Property Rights - 20%

The legal system does not fully protect private property, and the inefficient court system does not enforce contracts consistently. The judiciary is neither independent nor objective by international standards. The government has wide scope to interfere in commercial transactions. In 1997, independent lawyers were barred from practicing without a special license from the Ministry of Justice. Protection of intellectual property rights is weak.

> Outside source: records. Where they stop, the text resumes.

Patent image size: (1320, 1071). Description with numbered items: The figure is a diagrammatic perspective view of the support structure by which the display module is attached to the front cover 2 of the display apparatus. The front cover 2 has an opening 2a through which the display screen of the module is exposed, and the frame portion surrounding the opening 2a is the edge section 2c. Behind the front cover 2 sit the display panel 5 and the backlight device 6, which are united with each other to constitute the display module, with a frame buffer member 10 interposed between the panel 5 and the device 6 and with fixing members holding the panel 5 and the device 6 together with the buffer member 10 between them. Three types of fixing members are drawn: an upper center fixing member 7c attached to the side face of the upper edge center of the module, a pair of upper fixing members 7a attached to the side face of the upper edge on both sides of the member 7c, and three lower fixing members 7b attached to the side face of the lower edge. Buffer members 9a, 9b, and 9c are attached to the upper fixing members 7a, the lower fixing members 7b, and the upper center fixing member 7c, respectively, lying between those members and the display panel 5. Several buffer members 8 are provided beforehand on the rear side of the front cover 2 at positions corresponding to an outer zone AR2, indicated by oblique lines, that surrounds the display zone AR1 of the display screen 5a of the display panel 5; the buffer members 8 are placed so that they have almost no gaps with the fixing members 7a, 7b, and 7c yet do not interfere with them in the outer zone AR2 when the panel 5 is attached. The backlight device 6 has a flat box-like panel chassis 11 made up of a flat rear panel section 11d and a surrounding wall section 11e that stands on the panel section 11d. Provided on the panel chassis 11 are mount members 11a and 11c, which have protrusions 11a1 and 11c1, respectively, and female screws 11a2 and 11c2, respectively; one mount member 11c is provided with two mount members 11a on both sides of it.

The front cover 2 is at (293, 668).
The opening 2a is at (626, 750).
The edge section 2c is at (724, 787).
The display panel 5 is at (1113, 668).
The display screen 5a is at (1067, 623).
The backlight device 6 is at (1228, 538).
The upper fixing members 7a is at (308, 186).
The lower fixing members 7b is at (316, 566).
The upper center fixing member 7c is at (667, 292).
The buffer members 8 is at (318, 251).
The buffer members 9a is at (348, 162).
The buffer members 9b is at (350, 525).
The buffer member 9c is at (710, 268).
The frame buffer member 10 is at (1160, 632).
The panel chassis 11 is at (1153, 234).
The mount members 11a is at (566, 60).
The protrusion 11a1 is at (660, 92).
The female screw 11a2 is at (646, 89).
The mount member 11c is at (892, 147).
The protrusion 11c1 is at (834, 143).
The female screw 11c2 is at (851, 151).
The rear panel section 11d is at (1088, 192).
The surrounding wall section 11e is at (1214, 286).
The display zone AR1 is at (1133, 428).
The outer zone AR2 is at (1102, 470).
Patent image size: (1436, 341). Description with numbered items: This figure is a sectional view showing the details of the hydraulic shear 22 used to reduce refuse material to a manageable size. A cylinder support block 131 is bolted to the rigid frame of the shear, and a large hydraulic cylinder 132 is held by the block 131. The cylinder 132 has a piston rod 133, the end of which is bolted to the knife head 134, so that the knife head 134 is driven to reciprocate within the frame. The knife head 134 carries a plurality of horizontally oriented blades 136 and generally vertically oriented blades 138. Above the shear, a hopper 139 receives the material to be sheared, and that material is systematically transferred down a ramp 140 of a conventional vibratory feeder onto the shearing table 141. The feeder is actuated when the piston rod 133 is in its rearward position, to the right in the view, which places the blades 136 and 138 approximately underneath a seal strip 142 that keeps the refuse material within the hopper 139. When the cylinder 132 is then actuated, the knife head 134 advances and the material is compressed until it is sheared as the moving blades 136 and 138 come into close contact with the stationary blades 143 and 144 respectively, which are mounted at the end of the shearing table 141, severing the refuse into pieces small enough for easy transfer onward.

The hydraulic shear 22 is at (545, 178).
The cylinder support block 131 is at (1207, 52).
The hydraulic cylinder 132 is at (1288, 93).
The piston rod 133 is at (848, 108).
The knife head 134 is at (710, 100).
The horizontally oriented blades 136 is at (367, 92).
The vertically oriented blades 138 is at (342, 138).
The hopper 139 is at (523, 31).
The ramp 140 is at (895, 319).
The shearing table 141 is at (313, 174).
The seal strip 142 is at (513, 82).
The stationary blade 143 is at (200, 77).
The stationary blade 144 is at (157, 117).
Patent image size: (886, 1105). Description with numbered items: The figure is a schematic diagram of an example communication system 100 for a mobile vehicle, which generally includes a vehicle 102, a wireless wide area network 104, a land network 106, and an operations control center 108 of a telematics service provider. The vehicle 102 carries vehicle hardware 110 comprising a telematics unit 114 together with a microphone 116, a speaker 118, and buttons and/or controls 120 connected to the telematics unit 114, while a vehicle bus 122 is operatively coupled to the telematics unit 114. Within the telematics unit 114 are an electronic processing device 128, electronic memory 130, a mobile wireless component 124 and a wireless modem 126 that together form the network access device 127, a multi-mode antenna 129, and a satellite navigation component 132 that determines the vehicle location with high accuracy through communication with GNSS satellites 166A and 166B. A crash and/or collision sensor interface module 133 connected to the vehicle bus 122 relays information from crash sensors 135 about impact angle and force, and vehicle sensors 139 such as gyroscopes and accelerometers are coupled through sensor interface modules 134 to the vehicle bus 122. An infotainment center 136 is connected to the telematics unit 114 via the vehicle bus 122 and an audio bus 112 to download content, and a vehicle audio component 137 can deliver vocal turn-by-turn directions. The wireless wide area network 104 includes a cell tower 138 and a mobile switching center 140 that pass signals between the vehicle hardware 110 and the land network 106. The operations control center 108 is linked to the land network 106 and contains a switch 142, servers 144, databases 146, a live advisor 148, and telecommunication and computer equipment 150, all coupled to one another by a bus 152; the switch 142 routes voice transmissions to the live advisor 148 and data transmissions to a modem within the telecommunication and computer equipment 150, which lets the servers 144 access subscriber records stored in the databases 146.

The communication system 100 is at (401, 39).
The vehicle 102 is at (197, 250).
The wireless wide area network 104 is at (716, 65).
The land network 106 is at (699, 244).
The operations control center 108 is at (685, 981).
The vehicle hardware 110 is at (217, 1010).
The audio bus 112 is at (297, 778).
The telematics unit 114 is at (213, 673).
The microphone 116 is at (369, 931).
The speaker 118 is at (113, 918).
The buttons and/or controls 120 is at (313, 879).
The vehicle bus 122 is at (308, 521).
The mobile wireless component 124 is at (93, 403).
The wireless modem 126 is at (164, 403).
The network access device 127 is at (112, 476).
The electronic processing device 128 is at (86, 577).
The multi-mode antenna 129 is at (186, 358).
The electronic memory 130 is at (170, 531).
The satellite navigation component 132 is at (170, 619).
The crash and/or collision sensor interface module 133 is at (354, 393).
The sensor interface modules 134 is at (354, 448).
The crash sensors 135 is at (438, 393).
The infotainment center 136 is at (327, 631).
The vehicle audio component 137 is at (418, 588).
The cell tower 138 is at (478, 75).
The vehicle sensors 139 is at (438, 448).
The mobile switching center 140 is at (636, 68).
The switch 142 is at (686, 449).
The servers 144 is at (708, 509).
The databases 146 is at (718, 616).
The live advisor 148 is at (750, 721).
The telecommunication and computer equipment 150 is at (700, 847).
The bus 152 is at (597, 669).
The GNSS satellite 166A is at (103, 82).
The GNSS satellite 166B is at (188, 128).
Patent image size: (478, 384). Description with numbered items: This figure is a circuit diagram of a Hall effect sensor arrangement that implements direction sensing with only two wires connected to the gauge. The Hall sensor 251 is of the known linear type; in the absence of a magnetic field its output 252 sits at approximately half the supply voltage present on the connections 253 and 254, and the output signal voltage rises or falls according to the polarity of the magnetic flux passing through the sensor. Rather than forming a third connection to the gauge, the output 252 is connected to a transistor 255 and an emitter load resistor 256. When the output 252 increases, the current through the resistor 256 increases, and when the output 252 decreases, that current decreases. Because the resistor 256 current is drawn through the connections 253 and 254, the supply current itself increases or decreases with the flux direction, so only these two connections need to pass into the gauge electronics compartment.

Freedom from Corruption - 21%

Corruption is perceived as pervasive. Belarus ranks 151st out of 163 countries in Transparency International's Corruption Perceptions Index for 2006. Owners of import–export businesses in particular complain that corruption exists at every point in a transaction.

Labor Freedom - 62%

Belarus's labor market operates under relatively inflexible employment regulations that hinder employment creation and productivity growth. The non-salary cost of employing a worker is very high, but dismissing a redundant employee is relatively easy. The unemployment insurance system, funded almost entirely by employers with some government assistance, offers benefits that are approximately equivalent to 30 percent of an average worker's annual salary.

В общем, решайте сами, верить или не верить. Лично меня смущает оценка налоговой свободы в 81%, а также "In the most recent year, overall tax revenue as a percentage of GDP was 20.6 percent". Может, я неправильно понял? Совокупные налоговые поступления составляют только 20,6% к ВВП? Это так?!